The researchers constructed two separate cohorts to analyze outcomes regarding response — which required complete data on all three scores at 6 months (n = 1,866) — and remission — which required complete data on all three scores at both baseline and 6 months (n = 3,159). In addition, they used logistic regression to identify baseline predictors from multiple imputed data.

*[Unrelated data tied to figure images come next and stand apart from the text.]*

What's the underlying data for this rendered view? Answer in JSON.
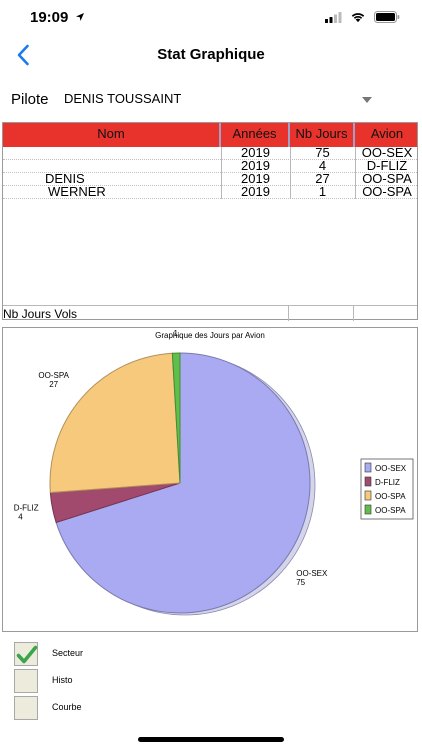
{
  "status": {
    "time": "19:09"
  },
  "nav": {
    "title": "Stat Graphique"
  },
  "pilot": {
    "label": "Pilote",
    "value": "DENIS TOUSSAINT"
  },
  "table": {
    "headers": [
      "Nom",
      "Années",
      "Nb Jours",
      "Avion"
    ],
    "rows": [
      [
        "",
        "2019",
        "75",
        "OO-SEX"
      ],
      [
        "",
        "2019",
        "4",
        "D-FLIZ"
      ],
      [
        "DENIS",
        "2019",
        "27",
        "OO-SPA"
      ],
      [
        "WERNER",
        "2019",
        "1",
        "OO-SPA"
      ]
    ],
    "footer_label": "Nb Jours Vols"
  },
  "chart_data": {
    "type": "pie",
    "title": "Graphique des Jours par Avion",
    "categories": [
      "OO-SEX",
      "D-FLIZ",
      "OO-SPA",
      "OO-SPA"
    ],
    "values": [
      75,
      4,
      27,
      1
    ],
    "colors": [
      "#a9aaf2",
      "#a24a6e",
      "#f6c97c",
      "#5fbf4a"
    ],
    "legend": "right"
  },
  "options": {
    "pie_label": "Secteur",
    "histo_label": "Histo",
    "curve_label": "Courbe",
    "pie_checked": true,
    "histo_checked": false,
    "curve_checked": false
  },
  "icons": {
    "signal": "cellular-signal-icon",
    "wifi": "wifi-icon",
    "battery": "battery-icon",
    "back": "chevron-left-icon",
    "check": "checkmark-icon"
  },
  "colors": {
    "header_red": "#e8322c",
    "ios_blue": "#1a7cf0",
    "check_green": "#3aa54a"
  }
}
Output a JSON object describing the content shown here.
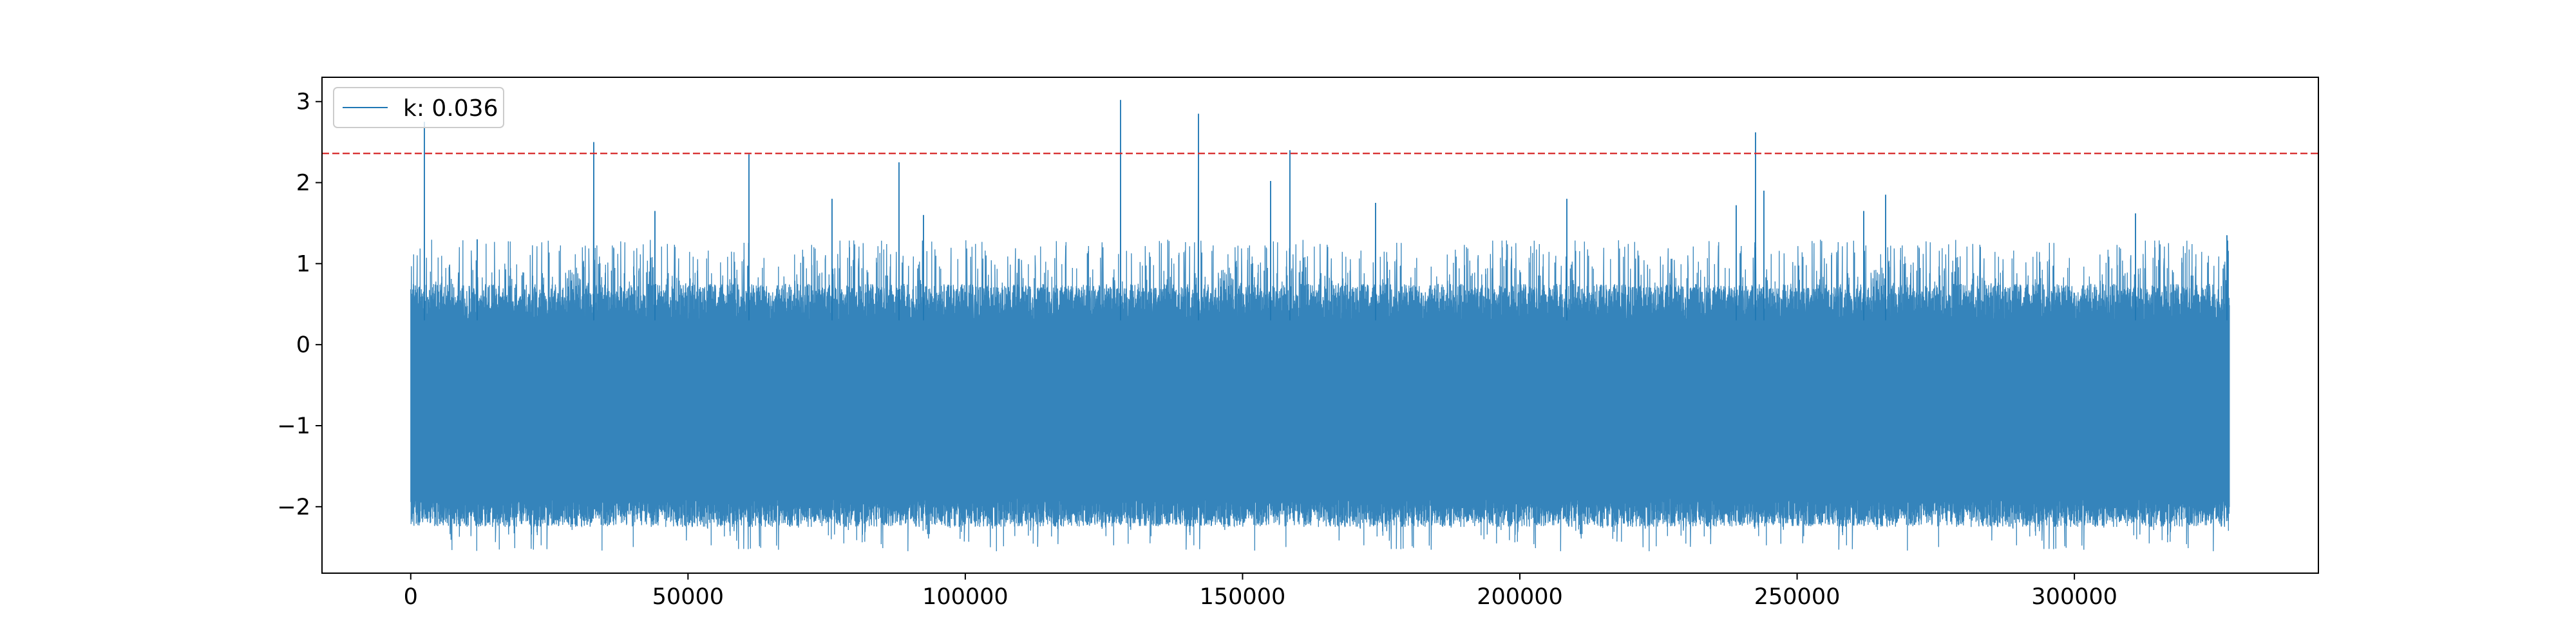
{
  "chart_data": {
    "type": "line",
    "title": "",
    "xlabel": "",
    "ylabel": "",
    "xlim": [
      -16000,
      344000
    ],
    "ylim": [
      -2.82,
      3.3
    ],
    "x_ticks": [
      0,
      50000,
      100000,
      150000,
      200000,
      250000,
      300000
    ],
    "x_tick_labels": [
      "0",
      "50000",
      "100000",
      "150000",
      "200000",
      "250000",
      "300000"
    ],
    "y_ticks": [
      -2,
      -1,
      0,
      1,
      2,
      3
    ],
    "y_tick_labels": [
      "−2",
      "−1",
      "0",
      "1",
      "2",
      "3"
    ],
    "grid": false,
    "legend": {
      "placement": "top-left",
      "label": "k: 0.036"
    },
    "series": [
      {
        "name": "k: 0.036",
        "color": "#1f77b4",
        "n_points": 328000,
        "x_range": [
          0,
          328000
        ],
        "baseline_range": [
          -2.25,
          0.75
        ],
        "min_value": -2.55,
        "peaks": [
          {
            "x": 2500,
            "y": 2.75
          },
          {
            "x": 12000,
            "y": 1.3
          },
          {
            "x": 33000,
            "y": 2.5
          },
          {
            "x": 44000,
            "y": 1.65
          },
          {
            "x": 61000,
            "y": 2.35
          },
          {
            "x": 76000,
            "y": 1.8
          },
          {
            "x": 88000,
            "y": 2.25
          },
          {
            "x": 92500,
            "y": 1.6
          },
          {
            "x": 128000,
            "y": 3.02
          },
          {
            "x": 142000,
            "y": 2.85
          },
          {
            "x": 155000,
            "y": 2.02
          },
          {
            "x": 158500,
            "y": 2.4
          },
          {
            "x": 174000,
            "y": 1.75
          },
          {
            "x": 208500,
            "y": 1.8
          },
          {
            "x": 239000,
            "y": 1.72
          },
          {
            "x": 242500,
            "y": 2.62
          },
          {
            "x": 244000,
            "y": 1.9
          },
          {
            "x": 262000,
            "y": 1.65
          },
          {
            "x": 266000,
            "y": 1.85
          },
          {
            "x": 311000,
            "y": 1.62
          },
          {
            "x": 327500,
            "y": 1.35
          }
        ]
      }
    ],
    "threshold": {
      "y": 2.36,
      "color": "#d62728",
      "style": "dashed"
    }
  }
}
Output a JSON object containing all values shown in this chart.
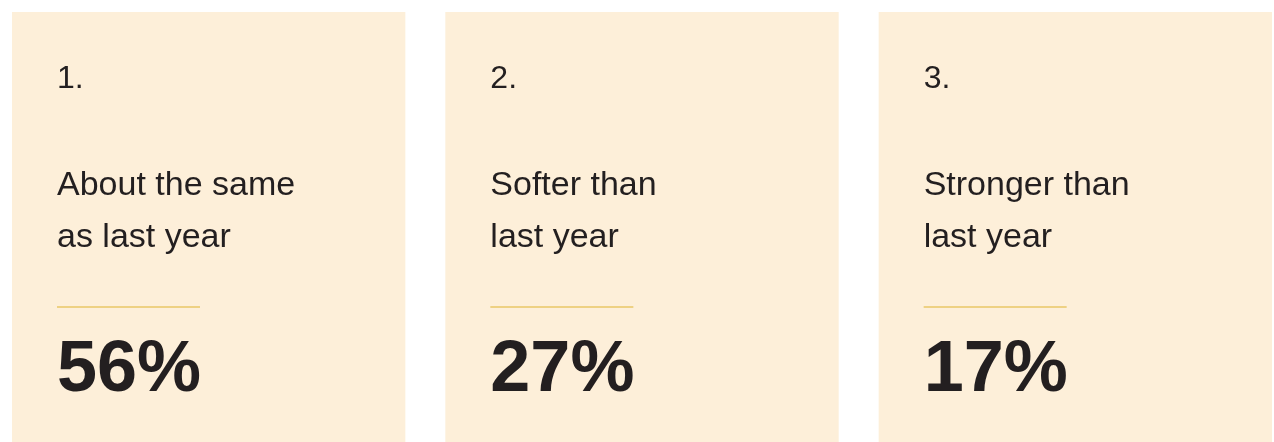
{
  "chart_data": {
    "type": "other",
    "categories": [
      "About the same as last year",
      "Softer than last year",
      "Stronger than last year"
    ],
    "values": [
      56,
      27,
      17
    ],
    "value_labels": [
      "56%",
      "27%",
      "17%"
    ],
    "annotations": [
      "1.",
      "2.",
      "3."
    ],
    "colors": [
      "#fdefd9",
      "#fdefd9",
      "#fdefd9"
    ]
  }
}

At 6 months, the proportions of patients achieving remission and response according to each score were as follows:

  • DAPSA remission, 27%; response, 44%
  • DAPSA28 remission, 28%; response, 44%
  • DAS28-CRP remission, 59%; response, 80%

In both DAPSA and DAPSA28, remission and response were both positively associated with longer disease duration, male sex and higher CRP, while they were negatively linked with older age, higher BMI, patient-reported fatigue, health assessment questionnaire scores and tender and swollen joint counts, according to the researchers. Meanwhile, DAS28-CRP had fewer predictors in common with DAPSA.

“At the group level, DAPSA28 seems to be highly analogous to the gold standard outcome measure DAPSA, notably more so than DAS28-CRP,” Linde and colleagues wrote. “Our findings thus support the use of DAPSA28 over DAS28-CRP when 66/68 joint counts are not available, which was often the case in this real-life setting from nine European registries.”